Reflecting back now on what was a very difficult few years, I can see how coping with death in the family can cause splits, tension and so much expectation and it really made me think about how we all grieve differently. When my mum died, I was still looking after a two-year old boisterous little boy who needed my attention and being a freelancer, I had to keep working so I kept myself very busy during that period thinking that time would be a healer, but it was only when my younger sister died just two years later, I took a couple of weeks off from everything to stop, pause, reflect and try to come to terms with both losses.
My older sister took it differently and couldn’t understand how I kept going after the initial loss of our mum even though I tried to explain that we all grieve in our own way and there is no clear-cut grieving process that we should all follow. Of course I struggled but I didn’t feel the need to phone her every time I cried or had a wobbly moment to convince her that I, too, was in pain. She judged me entirely on what she believed I should be feeling and doing (or ‘not doing’ which was the ultimate sign that I was finally breaking).
Seeking bereavement counselling
As I’m the type of person who thrives on keeping busy, I also made myself continue with hobbies that I knew helped me to improve my mood including exercising and singing. Despite barely having time to think about anything, I finally hit a wall when my little kitten also died (whom I had bought to comfort me after my losses) and I then accepted that I wasn’t coping with the innate sadness I felt so frequently and finally sought help through bereavement counselling but it was on my terms and when I was ready, nobody else could tell me (although my husband did recognise and suggest that I seek professional help as he knew that his support wasn’t enough for me).
And I carefully chose the person and their theoretical approach to make sure they were the right therapist for me. I actually found those sessions very liberating to be able to talk so freely and yet have someone help me to self-reflect and re-evaluate my life.
Dealing with grief through self-compassion
There is no doubt that avoiding grief completely can be detrimental to us – I do believe we have to go through the pain of dealing with death eventually – I think I felt that because I had other outlets that I could get through it, but it wasn’t enough – I had to seek support with a professional to talk through what had happened and come to terms with it.

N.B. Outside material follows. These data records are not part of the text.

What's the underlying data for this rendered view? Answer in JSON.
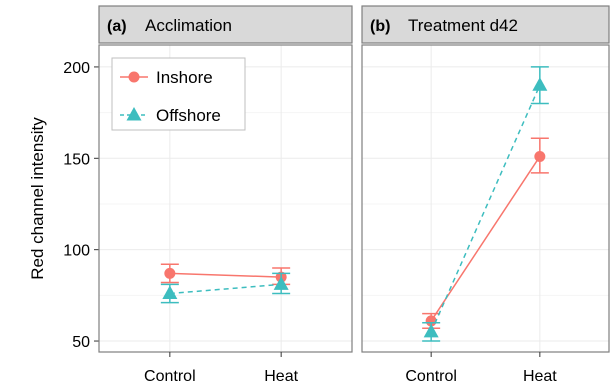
{
  "chart_data": {
    "type": "line",
    "ylabel": "Red channel intensity",
    "xlabel": "",
    "ylim": [
      44,
      212
    ],
    "yticks": [
      50,
      100,
      150,
      200
    ],
    "categories": [
      "Control",
      "Heat"
    ],
    "grid": true,
    "legend_position": "top-left",
    "series_styles": {
      "Inshore": {
        "color": "#F8766D",
        "line": "solid",
        "marker": "circle"
      },
      "Offshore": {
        "color": "#3DBDBF",
        "line": "dashed",
        "marker": "triangle"
      }
    },
    "legend": {
      "items": [
        "Inshore",
        "Offshore"
      ]
    },
    "panels": [
      {
        "tag": "(a)",
        "title": "Acclimation",
        "series": [
          {
            "name": "Inshore",
            "values": [
              87,
              85
            ],
            "lower": [
              82,
              81
            ],
            "upper": [
              92,
              90
            ]
          },
          {
            "name": "Offshore",
            "values": [
              76,
              81
            ],
            "lower": [
              71,
              76
            ],
            "upper": [
              81,
              87
            ]
          }
        ]
      },
      {
        "tag": "(b)",
        "title": "Treatment d42",
        "series": [
          {
            "name": "Inshore",
            "values": [
              61,
              151
            ],
            "lower": [
              57,
              142
            ],
            "upper": [
              65,
              161
            ]
          },
          {
            "name": "Offshore",
            "values": [
              55,
              190
            ],
            "lower": [
              50,
              180
            ],
            "upper": [
              60,
              200
            ]
          }
        ]
      }
    ]
  }
}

So it made me think a lot about how we can all grieve differently and that the idea of grieving stages is really a myth.
One thing is for sure … there is NO right or wrong way to cope with grief. The process of mourning is unique to each of us – we are all individuals and learning to respect and support each other through the difficult times that will happen to each of us at some point is the best that we can do for another person. Not to judge.
Listen to your instincts. Don’t feel pressurised to show the world how well you’re coping when you really aren’t but equally recognise when maybe your mourning has meant that even years later, you are struggling to find any source of happiness.

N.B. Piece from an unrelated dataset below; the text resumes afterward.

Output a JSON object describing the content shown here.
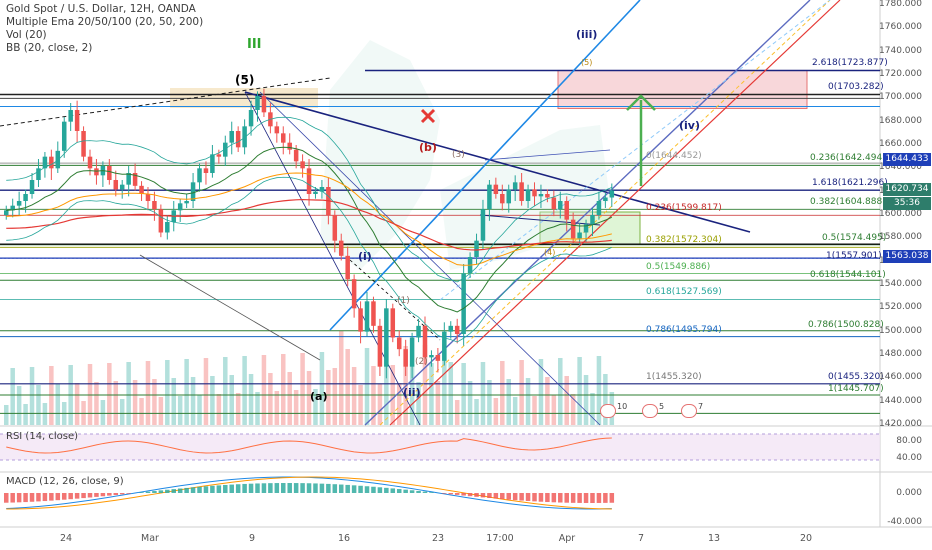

The pain of grief does lessen over time – it’s a natural organic process that we cannot control but I agree that loss does change us. It makes us see the world differently – sometimes even through the sadness, we can learn to appreciate, possibly for the first time, what is really important in our lives.
But ultimately, learn to have self-compassion and be kind to yourself. It is the singularly most important value we can place on our wellbeing when we are grieving. Don’t you at least deserve that?